Je t’admire, Amir, pour ton courage, pour tes convictions, ton activisme tout azimut, ton coté provocateur et ta capacité à soutenir la pression. Or, voilà, puisque tu parles toujours de « ton » peuple et que le peuple québécois est celui que je t’ai décrit, je pense qu’il ne faudrait pas juste parler de « ton peuple » mais lui parler aussi. Les coups d’éclat, médiatiquement, ça marche, certes. Seulement, tu n’es pas une starlette ou un candidat à Occupation Double, mais un politicien, qui plus est un député et un candidat aux prochaines élections qui auront une saveur de boisson dégénérescente  d’Occupation Trouble.
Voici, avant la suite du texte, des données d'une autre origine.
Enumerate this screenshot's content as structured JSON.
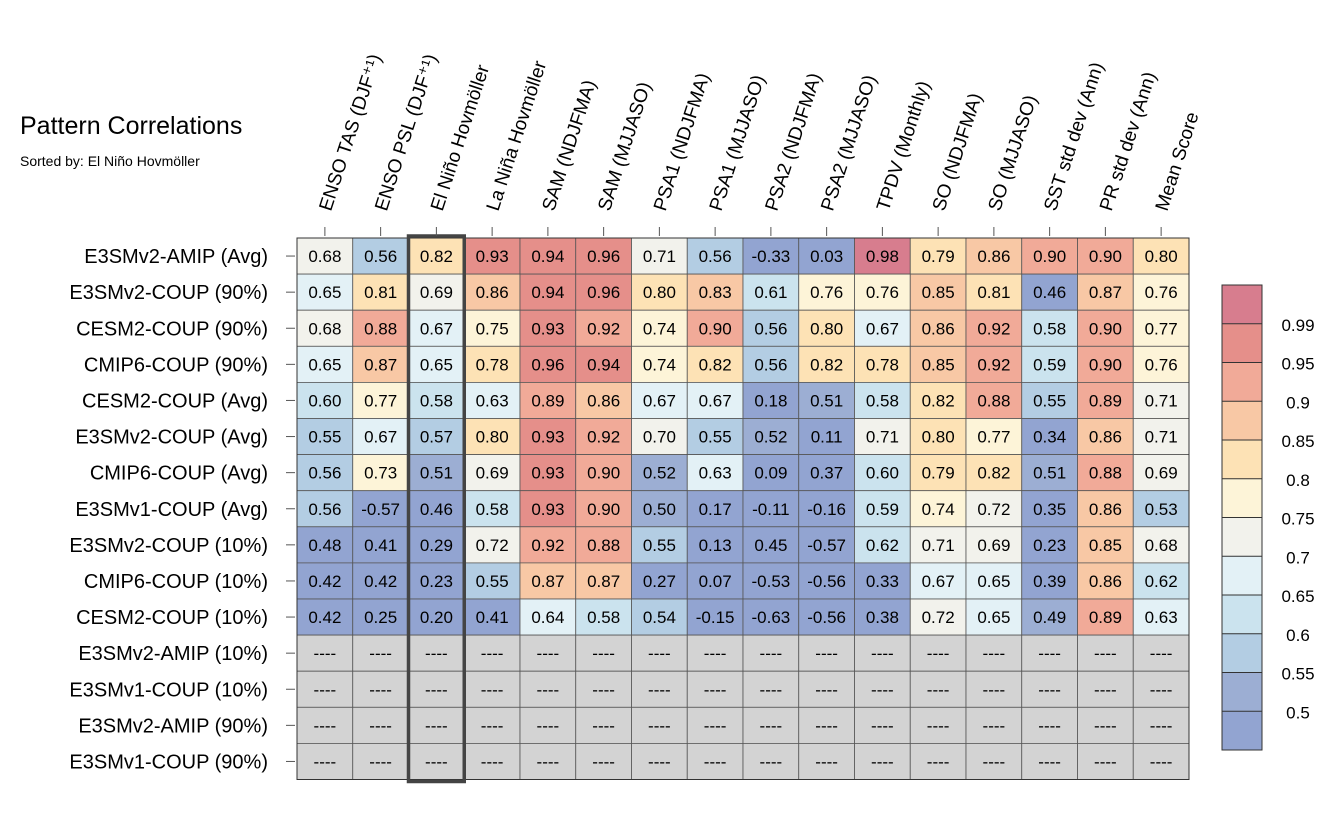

Il te faut, non seulement contester, protester et critiquer, mais aussi proposer des idées de sortie de crise, de sensibiliser « ton » peuple à ce qui s’en vient si on ne bouge pas. Car oui, qu’on le veuille ou non, il y aura du changement, on ne reste pas stationnaire dans une société ; la question est quel genre de changement nous voulons. Il faut que tu parles de ce que Québec Solidaire propose comme changement et en quoi cela est conforme à la société Québécoise, à son Histoire,  son avenir et son âme.